Wednesday, December 21, 2005

The Case for Whimsical Design

I've had enough of Intelligent Design. It just doesn't explain enough. What's so intelligent about having an appendix that doesn't do anything except get infected? Or a tailbone, when there's no tail? What's so damn intelligent about hair that falls out of your head, or feet that get smelly, or the vulnerability to lower back strain that comes with bipedalism? Intelligent Design simply cannot compete with Darwin on matters like these. If there's any hope of challenging the place of science in the school curriculum, we need a stronger alternative than Intelligent Design. What we need is the theory of Whimsical Design.

Right away things are making more sense, don't you think? Case in point: an intelligent designer would have no business designing eyes that only last 40 years or so before you need booster glasses to read small print. A whimsical designer, though, would get a kick out of watching people hold a paper at arm's length, straining to make out the letters, denying emphatically that they need glasses. An intelligent designer would be hard-pressed to explain the balding gene. Under the theory of Whimsical Design, however, without balding there's no Hair Club for Men so of course it exists.

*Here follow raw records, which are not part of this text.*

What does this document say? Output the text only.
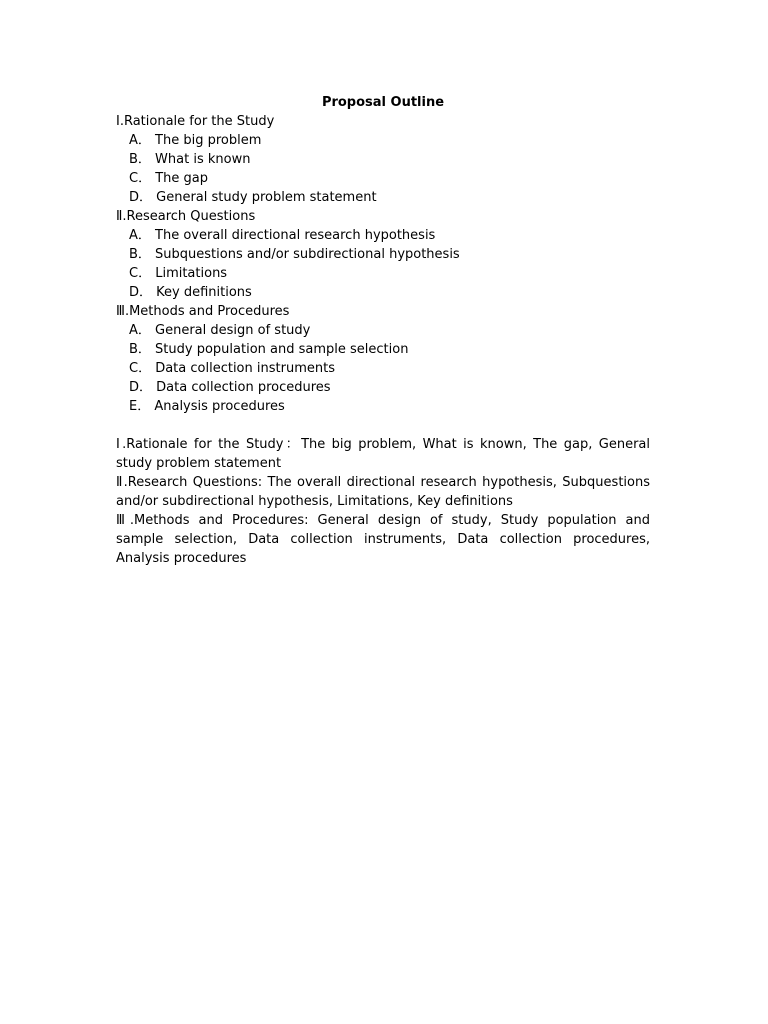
Proposal Outline
Ⅰ.Rationale for the Study
A． The big problem
B． What is known
C． The gap
D． General study problem statement
Ⅱ.Research Questions
A． The overall directional research hypothesis
B． Subquestions and/or subdirectional hypothesis
C． Limitations
D． Key definitions
Ⅲ.Methods and Procedures
A． General design of study
B． Study population and sample selection
C． Data collection instruments
D． Data collection procedures
E． Analysis procedures
Ⅰ.Rationale for the Study：The big problem, What is known, The gap, General study problem statement
Ⅱ.Research Questions: The overall directional research hypothesis, Subquestions and/or subdirectional hypothesis, Limitations, Key definitions
Ⅲ.Methods and Procedures: General design of study, Study population and sample selection, Data collection instruments, Data collection procedures, Analysis procedures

Why would an eight-year-old child think it's a good idea to use sandpaper to scratch the words "Yo Mama" into the paint on the door of the family car? An intelligent designer would make kids who are compliant and logical. Only a whimsical designer would try to achieve this kind of outcome.

Intelligent Design is simply a theory that doesn't fit the facts. Whimsical Design is a far comprehensive and reliable theory that will stand up to scrutiny. Please join my crusade to put the theory of Whimsical Design into the classroom where it belongs.